How to protect your personal finances when starting a business

There were nearly 5.4 million new business apps in the United States last year, according to an analysis of census data by the Economic Innovation Group, the highest number of startups launched in a single year ever. checked in. And that’s on top of a banner year in 2020.
But not all startups are the next Apple or Netflix. While there is potential for great long-term benefits for entrepreneurship, there are also plenty of financial hurdles to jump through along the way. For starters, about a third of small businesses fail within the first two years, according to the Small Business Administration.

“In the world of entrepreneurship, many seek and few get chosen,” said Clark Kendall, president and CEO of wealth management firm Kendall Capital in Baltimore, Maryland. “You have to go there with your eyes wide open to the risks.”

When it comes to your personal finances, the risks of starting a business can include losing some or all of your savings, income, and possibly your assets, if you’re not careful. . There is also the risk of opportunity.

“You could have worked for someone else and received a regular salary instead of risking starting a new business with unknown earnings and future earnings,” Kendall said.

That said, for successful companies, there is also a lot of upside potential. But no matter how focused they are on the business, it’s important for small business owners to think about their personal finances as well. If you’re ready to join the growing ranks of the self-employed, take the following steps to protect your finances:

1. Prepare for a financial sacrifice…in the beginning

Most businesses don’t make any money at all for the first few months (or longer). If this is your full-time goal, it means you probably won’t be making money for a while. If possible, start increasing your personal savings before starting the business, so you have the resources to cover your bills and living expenses during this time.
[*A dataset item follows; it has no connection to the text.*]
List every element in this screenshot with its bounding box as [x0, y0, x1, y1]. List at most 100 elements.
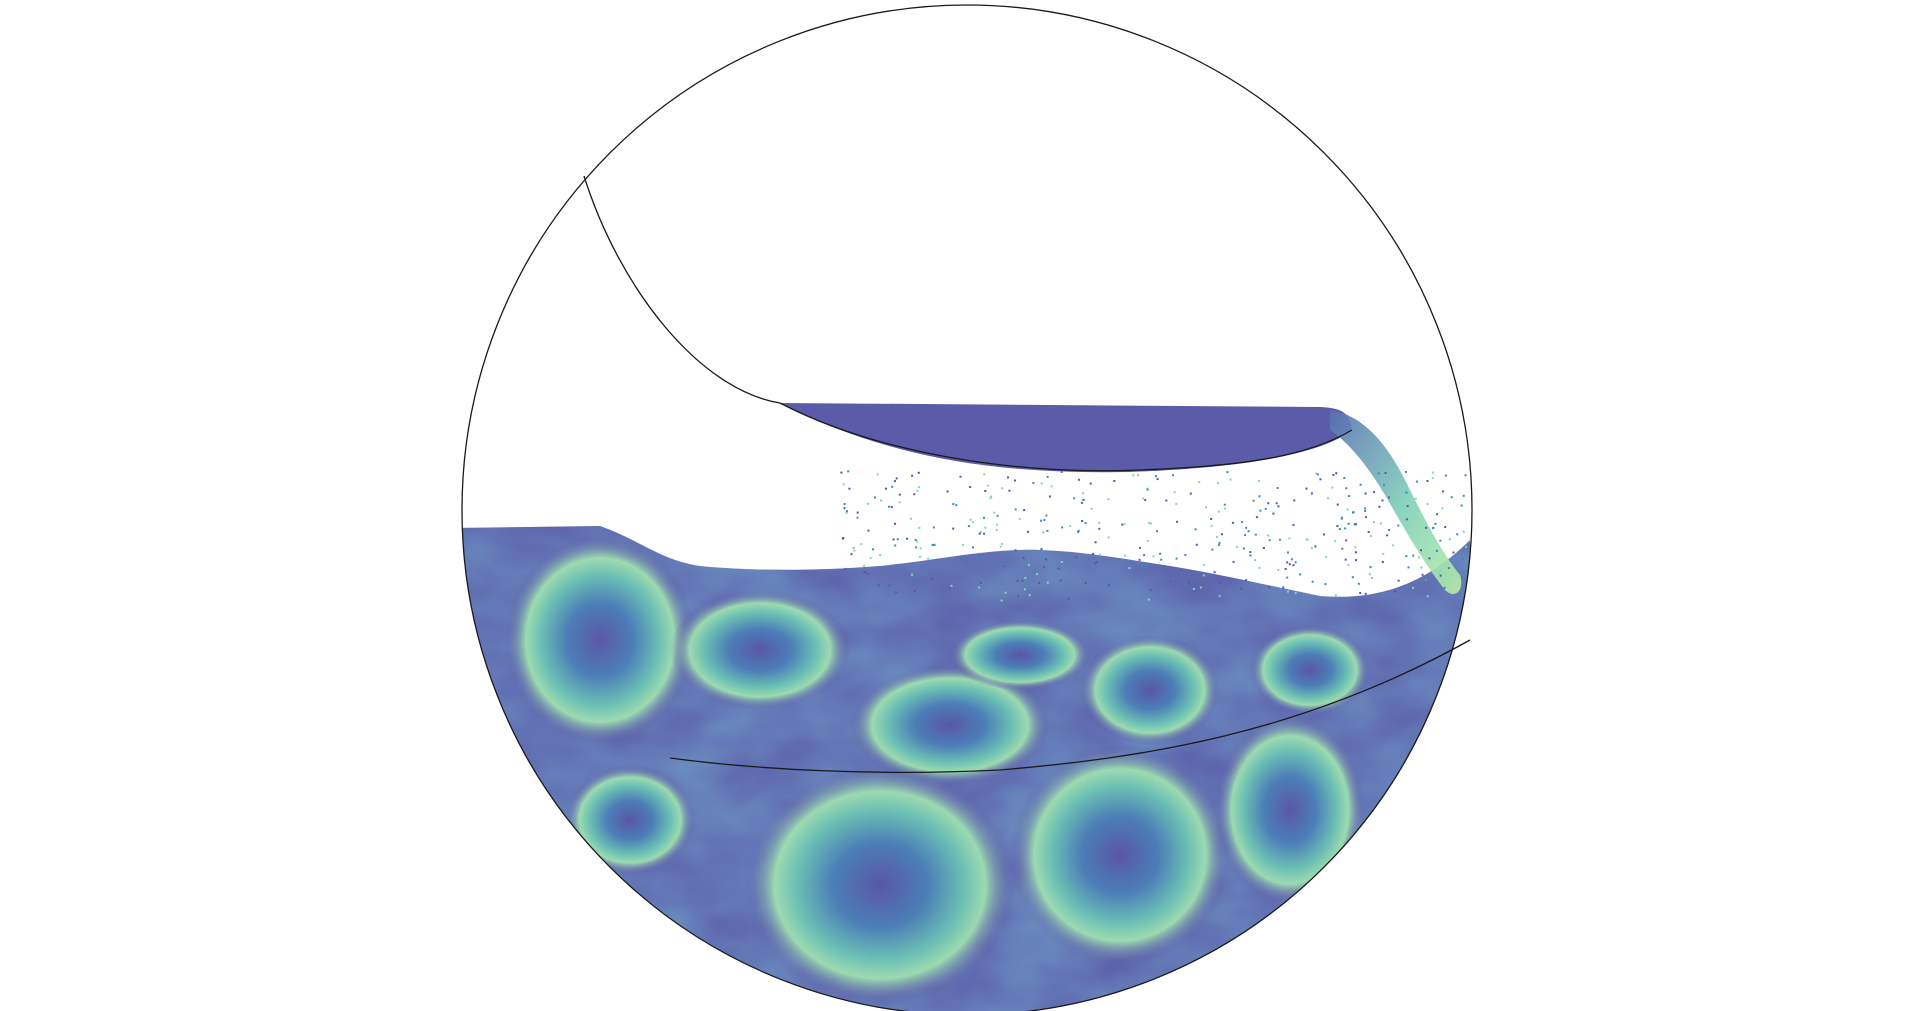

Chad Parks, founder and CEO of Ubiquity Retirement + Savings, recommends planning at least six to nine months of expenses if you’re starting a business and have no other income to fall back on. Think of this money as untouchable and only meant to be used within the company.

“When you start a business, there’s always a sacrifice up front. It’s on the financial side, as well as time to build momentum,” said Nick Foulks, director of communications strategy and engagement. client at Great Waters Financial.

Once the business starts generating revenue, you’ll also want to start setting aside cash reserves – up to a year of business expenses – so you can separate your own financial responsibilities from those of the business. .

“A lot of entrepreneurs make the mistake of treating their business like a bank account and only withdrawing money when they need it,” said Robert Gilliland, managing director and senior wealth advisor at Concenture. WealthManagement.

2. Get on the payroll

As soon as you start drawing a paycheck from the company, you’ll also want to start putting money into a retirement account. Even if you’re not able to contribute much, the earlier you get into the habit of saving for retirement, the better.

“We’re creatures of habit, so you want to get used to paying yourself with a paycheck,” said Marcus Blanchard, certified financial planner and founder of Focal Point Financial Planning. “There are many retirement savings options for entrepreneurs.”

The savings vehicle you use will depend on your financial situation and the type of business you have, but here is an overview of three checking accounts:

A Traditional Individual Retirement Account (IRA) or a Roth IRA

If you’re setting aside $500 a month or less, an IRA may be the best option because you can only contribute $6,000 a year if you’re under 50 ($7,000 if you’re older). You can set up an IRA on any brokerage account, and they come in two forms: traditional IRA contributions are made before tax and grow tax-free, and you don’t pay tax until you make withdrawals in retirement. With a Roth IRA, on the other hand, contributions are made after tax, but you never have to pay tax on qualifying growth or withdrawals. In general, a traditional IRA makes sense for those who think they’ll be in a lower tax bracket when they retire, since withdrawals are taxed at your current tax rate. Meanwhile, those who think their tax bracket will rise should stick with a Roth.

I am retired, how long will my savings last?

A single 401(k)

You can contribute up to $20,500 to a Solo 401(k) account, and many brokerages also allow you to have a Roth 401(k) option in the account. Additionally, you can make a profit sharing contribution to the account as a business owner. This amount can be up to $40,500 (or 25% of eligible profits), for a potential total of up to $61,000.


When incomes rise, a Simplified Employee Retirement Plan (SEP) can help you catch up on the years you may have skipped on retirement savings while you were building the business. You can contribute up to 25% of your income, or $61,000 per year, whichever is less. (The deadline to open a SEP is Tax Day, so you may still have time to open an account and make contributions that count toward your 2021 taxes.)

3. Remember that your business is not your nest egg

Many entrepreneurs tend to view their business as their primary retirement asset. Often they plan to sell the business in retirement or turn it into a cash cow that allows them to live comfortably while someone else runs it. While either scenario could occur, financial planners advise entrepreneurs to make sure they take other steps to put money aside for retirement.

“You never know what might happen to your business,” Parks said. “There could be a war, there could be a global pandemic. That’s why you have to diversify.”